The girls were abducted by Leslie Camilleri and Lindsay Beckett, both from the New South Wales town of Yass, some 60 kilometres (37 mi) from Canberra. The men subjected the girls to repeated rapes and sexual assaults on five or more separate occasions, while driving them to remote locations throughout rural New South Wales and Victoria. Over a twelve-hour period the girls had been driven several hundred kilometres from Bega, New South Wales, to Fiddler's Green Creek in Victoria, where they were stabbed to death by Beckett under the order of Camilleri.
The girls were reported missing on the day of their disappearance, and a massive manhunt consisting of family, friends, police and members of the Bega community combed the area but failed to locate any sign of the missing girls. Police investigations lasting several weeks eventually led to Camilleri and Beckett, career criminals with over 200 criminal convictions between them. Camilleri, who claimed he was innocent of any crime and insisted Beckett acted alone, was facing existing charges relating to other sexual assaults against minors at the time of the schoolgirl murders.

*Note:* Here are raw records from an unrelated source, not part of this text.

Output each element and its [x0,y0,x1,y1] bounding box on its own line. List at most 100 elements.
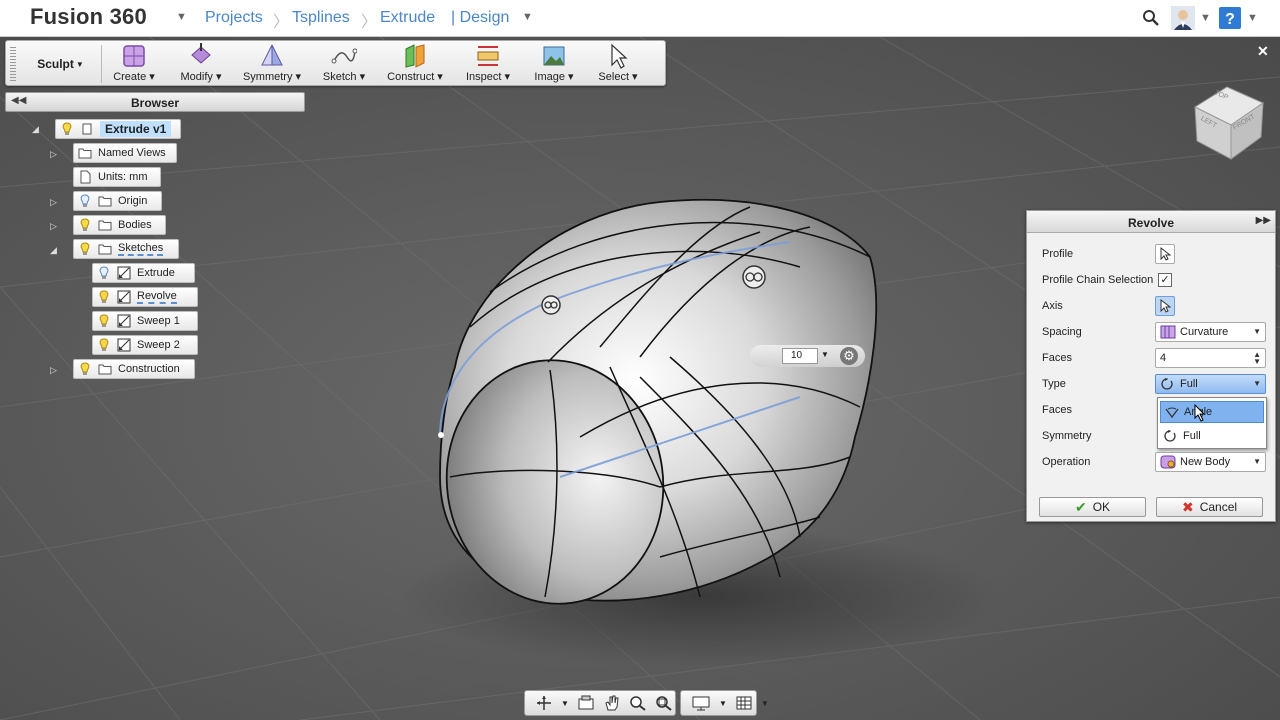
workspace-switcher[interactable]: Sculpt ▼ [20,45,102,83]
symmetry-menu-button[interactable]: Symmetry ▾ [242,43,302,85]
browser-item-label: Units: mm [98,171,148,183]
browser-item-construction[interactable]: Construction [73,359,195,379]
create-menu-button[interactable]: Create ▾ [112,43,156,85]
breadcrumb-projects[interactable]: Projects [205,9,263,27]
look-at-icon[interactable] [577,695,595,711]
lightbulb-icon[interactable] [97,290,111,304]
expand-arrow-icon[interactable]: ▷ [50,221,57,232]
type-option-angle[interactable]: Angle [1160,401,1264,423]
user-avatar-icon[interactable] [1170,6,1196,30]
breadcrumb-tsplines[interactable]: Tsplines [292,9,350,27]
operation-value: New Body [1180,456,1231,468]
expand-arrow-icon[interactable]: ▷ [50,149,57,160]
expand-toggle-icon[interactable]: ◢ [32,124,39,135]
ok-label: OK [1092,500,1111,514]
browser-item-sketches[interactable]: Sketches [73,239,179,259]
profile-chain-checkbox[interactable]: ✓ [1158,273,1172,287]
toolbar-grip[interactable] [10,47,16,81]
browser-item-named-views[interactable]: Named Views [73,143,177,163]
spacing-dropdown[interactable]: Curvature ▼ [1155,322,1266,342]
breadcrumb-extrude[interactable]: Extrude [380,9,435,27]
construct-menu-button[interactable]: Construct ▾ [386,43,444,85]
profile-select-button[interactable] [1155,244,1175,264]
svg-text:?: ? [1225,11,1235,28]
inspect-menu-button[interactable]: Inspect ▾ [464,43,512,85]
type-option-full[interactable]: Full [1160,425,1264,447]
browser-item-sketch-sweep-1[interactable]: Sweep 1 [92,311,198,331]
chevron-down-icon: ▼ [1253,457,1261,466]
help-icon[interactable]: ? [1218,6,1242,30]
revolve-dialog: Revolve ▶▶ Profile Profile Chain Selecti… [1026,210,1276,522]
chevron-down-icon: ▼ [1253,327,1261,336]
zoom-window-icon[interactable] [655,695,673,711]
browser-item-units[interactable]: Units: mm [73,167,161,187]
lightbulb-icon[interactable] [78,362,92,376]
expand-arrow-icon[interactable]: ▷ [50,365,57,376]
faces-label: Faces [1042,352,1072,364]
help-chevron-down-icon[interactable]: ▼ [1247,12,1258,24]
lightbulb-icon[interactable] [60,122,74,136]
display-settings-icon[interactable] [691,695,711,711]
modify-menu-button[interactable]: Modify ▾ [178,43,224,85]
create-box-icon [123,45,145,67]
expand-arrow-icon[interactable]: ▷ [50,197,57,208]
search-icon[interactable] [1141,6,1161,30]
lightbulb-icon[interactable] [78,242,92,256]
browser-root-node[interactable]: Extrude v1 [55,119,181,139]
zoom-icon[interactable] [629,695,647,711]
app-menu-chevron-icon[interactable]: ▼ [176,11,187,23]
faces-value-box[interactable]: 10 ▼ ⚙ [750,345,865,367]
revolve-dialog-header[interactable]: Revolve ▶▶ [1027,211,1275,233]
browser-item-sketch-extrude[interactable]: Extrude [92,263,195,283]
select-menu-button[interactable]: Select ▾ [596,43,640,85]
browser-title: Browser [130,96,180,110]
construct-label: Construct [387,71,435,83]
main-toolbar: Sculpt ▼ Create ▾ Modify ▾ Symmetry ▾ Ske… [5,40,666,86]
lightbulb-icon[interactable] [97,314,111,328]
select-label: Select [598,71,629,83]
display-chevron-down-icon[interactable]: ▼ [719,699,727,708]
orbit-icon[interactable] [535,695,553,711]
component-icon [82,123,92,135]
browser-item-sketch-sweep-2[interactable]: Sweep 2 [92,335,198,355]
cancel-button[interactable]: ✖ Cancel [1156,497,1263,517]
expand-dialog-icon[interactable]: ▶▶ [1256,215,1271,226]
lightbulb-icon[interactable] [97,338,111,352]
image-menu-button[interactable]: Image ▾ [532,43,576,85]
type-value: Full [1180,378,1198,390]
browser-item-sketch-revolve[interactable]: Revolve [92,287,198,307]
grid-chevron-down-icon[interactable]: ▼ [761,699,769,708]
type-dropdown[interactable]: Full ▼ [1155,374,1266,394]
pan-hand-icon[interactable] [603,695,621,711]
full-revolve-icon [1164,430,1176,442]
browser-header[interactable]: ◀◀ Browser [5,92,305,112]
design-chevron-down-icon[interactable]: ▼ [522,11,533,23]
browser-item-label: Origin [118,195,148,207]
grid-icon[interactable] [735,695,753,711]
expand-toggle-icon[interactable]: ◢ [50,245,57,256]
faces-stepper[interactable]: 4 ▲ ▼ [1155,348,1266,368]
sketch-icon [117,266,131,280]
axis-label: Axis [1042,300,1063,312]
browser-item-origin[interactable]: Origin [73,191,162,211]
gear-icon[interactable]: ⚙ [840,347,858,365]
browser-item-bodies[interactable]: Bodies [73,215,166,235]
close-icon[interactable]: ✕ [1257,43,1269,60]
user-chevron-down-icon[interactable]: ▼ [1200,12,1211,24]
chevron-down-icon[interactable]: ▼ [821,350,829,359]
operation-dropdown[interactable]: New Body ▼ [1155,452,1266,472]
faces-value-input[interactable]: 10 [782,348,818,364]
breadcrumb-design[interactable]: | Design [451,9,509,27]
type-dropdown-menu: Angle Full [1157,397,1267,449]
chevron-down-icon: ▼ [1253,379,1261,388]
lightbulb-off-icon[interactable] [78,194,92,208]
ok-button[interactable]: ✔ OK [1039,497,1146,517]
axis-select-button[interactable] [1155,296,1175,316]
lightbulb-off-icon[interactable] [97,266,111,280]
checkmark-icon: ✔ [1074,498,1087,515]
folder-icon [98,244,112,255]
lightbulb-icon[interactable] [78,218,92,232]
stepper-arrows-icon[interactable]: ▲ ▼ [1253,351,1261,366]
sketch-menu-button[interactable]: Sketch ▾ [322,43,366,85]
orbit-chevron-down-icon[interactable]: ▼ [561,699,569,708]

Leslie Alfred Camilleri (born 31 May 1969) was born to a family of six children in Liverpool, New South Wales. He did not meet his natural father until he was 13 years of age. A psychiatric report prepared in 1993 spoke of Camilleri's deprived childhood, and "a pattern of theft and vandalism which have been his reaction to social ostracism, leading to frustration, which because of poor impulse control has ended in explosive outbursts of destructive behaviour".
Camilleri was considered "uncontrollable" as a child, and spent a large part of his childhood in juvenile detention. He escaped the institution and between the ages of 10 to 12 lived on the streets of King's Cross in Sydney as a street kid. He was eventually taken before the children's court by police and ordered to return to the institution where he remained until he was 15.